Le processus traditionnel se décline en 41 étapes, depuis la récolte du lin, en passant par le filage, la teinture, le tissage, le vernissage, la broderie, la couture, etc. Grâce à l’aide des ONG, la coopérative a mis en place des séquences pédagogiques, permettant de comprendre succinctement les procédés. Voici une courte vidéo explicative.
Compte tenu du travail entièrement à la main, le prix est bien évidemment beaucoup plus cher que les produits industriels « Made in China ». Pour vous donner une idée, un mètre du lin coûte autour de 8 USD. Un carré de 50cm avec du batik coûte facilement 20 USD.

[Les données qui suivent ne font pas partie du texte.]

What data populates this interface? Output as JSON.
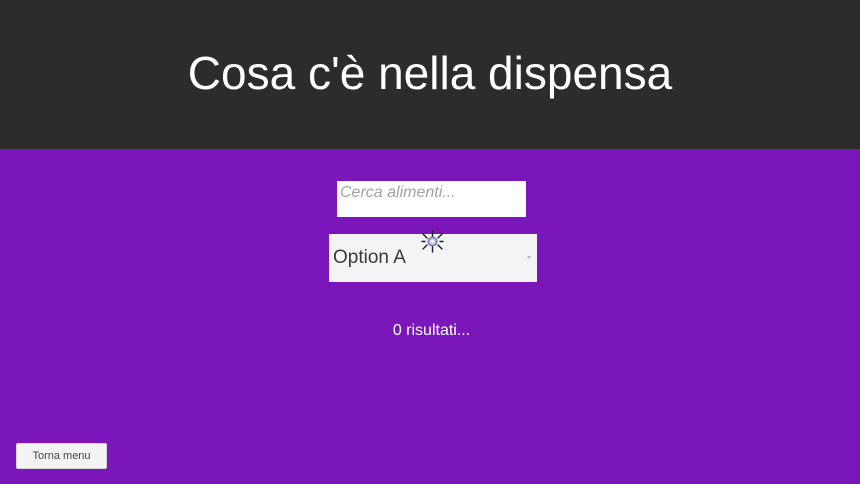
{
  "header": {
    "title": "Cosa c'è nella dispensa"
  },
  "search": {
    "placeholder": "Cerca alimenti...",
    "value": ""
  },
  "filter": {
    "selected": "Option A",
    "chevron_icon": "chevron-down-icon"
  },
  "loader": {
    "icon": "loading-spinner-icon"
  },
  "results": {
    "text": "0 risultati..."
  },
  "footer": {
    "back_label": "Torna menu"
  },
  "colors": {
    "header_bg": "#2c2c2c",
    "body_bg": "#7b16ba",
    "text_light": "#ffffff"
  }
}
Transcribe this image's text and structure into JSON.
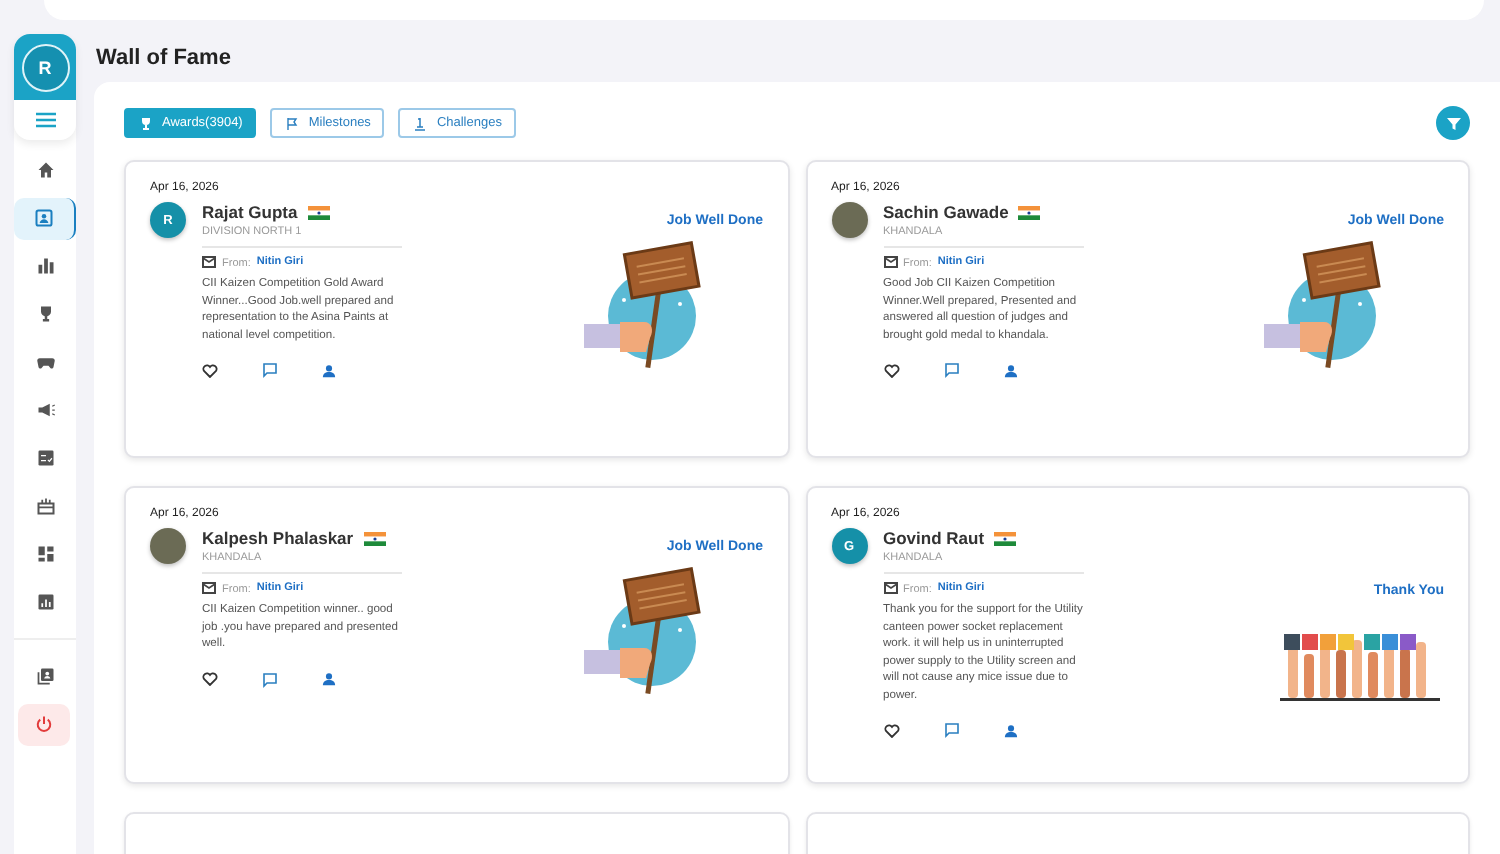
{
  "page": {
    "title": "Wall of Fame"
  },
  "profile": {
    "initial": "R"
  },
  "sidebar": {
    "nav_items": [
      {
        "selected": false
      },
      {
        "selected": true
      },
      {
        "selected": false
      },
      {
        "selected": false
      },
      {
        "selected": false
      },
      {
        "selected": false
      },
      {
        "selected": false
      },
      {
        "selected": false
      },
      {
        "selected": false
      },
      {
        "selected": false
      }
    ],
    "footer_items": [
      {
        "kind": "directory"
      },
      {
        "kind": "logout"
      }
    ]
  },
  "tabs": [
    {
      "label": "Awards(3904)",
      "selected": true
    },
    {
      "label": "Milestones",
      "selected": false
    },
    {
      "label": "Challenges",
      "selected": false
    }
  ],
  "cards": [
    {
      "date": "Apr 16, 2026",
      "name": "Rajat Gupta",
      "location": "DIVISION NORTH 1",
      "avatar": {
        "kind": "initial",
        "initial": "R"
      },
      "from_label": "From:",
      "from_name": "Nitin Giri",
      "message": "CII Kaizen Competition Gold Award Winner...Good Job.well prepared and representation to the Asina Paints at national level competition.",
      "award": "Job Well Done",
      "illustration": {
        "kind": "sign"
      }
    },
    {
      "date": "Apr 16, 2026",
      "name": "Sachin Gawade",
      "location": "KHANDALA",
      "avatar": {
        "kind": "photo"
      },
      "from_label": "From:",
      "from_name": "Nitin Giri",
      "message": "Good Job CII Kaizen Competition Winner.Well prepared, Presented and answered all question of judges and brought gold medal to khandala.",
      "award": "Job Well Done",
      "illustration": {
        "kind": "sign"
      }
    },
    {
      "date": "Apr 16, 2026",
      "name": "Kalpesh Phalaskar",
      "location": "KHANDALA",
      "avatar": {
        "kind": "photo"
      },
      "from_label": "From:",
      "from_name": "Nitin Giri",
      "message": "CII Kaizen Competition winner.. good job .you have prepared and presented well.",
      "award": "Job Well Done",
      "illustration": {
        "kind": "sign"
      }
    },
    {
      "date": "Apr 16, 2026",
      "name": "Govind Raut",
      "location": "KHANDALA",
      "avatar": {
        "kind": "initial",
        "initial": "G"
      },
      "from_label": "From:",
      "from_name": "Nitin Giri",
      "message": "Thank you for the support for the Utility canteen power socket replacement work. it will help us in uninterrupted power supply to the Utility screen and will not cause any mice issue due to power.",
      "award": "Thank You",
      "illustration": {
        "kind": "hands"
      }
    }
  ]
}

Après presque 20 ans de travail de relâche, Vang Thi Mai a contribué à la notoriété du savoir-faire ancestral. Quitte à greffer ce magnifique patrimoine immatériel au paysage touristique de la région de Ha Giang. Pour y parvenir, il y a encore un long chemin à faire. Vang Thi Mai a déjà dressé un plan stratégique en 2017 afin de marier le tourisme communautaire avec le commerce équitable. Toutefois, le résultat n’est pas encore au rendez-vous. Pour l’instant, trop de touristes viennent juste pour faire une simple visite d’une heure puis s’en vont. Ils ne prennent pas le temps de s’immerger complètement dans la culture des H’mongs. La seule volonté de Vang Thi Mai ne suffit pas. Il faut mobiliser l’implication de plusieurs acteurs publics et privés pour former une force collective. C’est justement pour cela que l’équipe de TTB TRAVEL s’y est rendue en été 2019 pour dresser un nouveau bilan de la situation.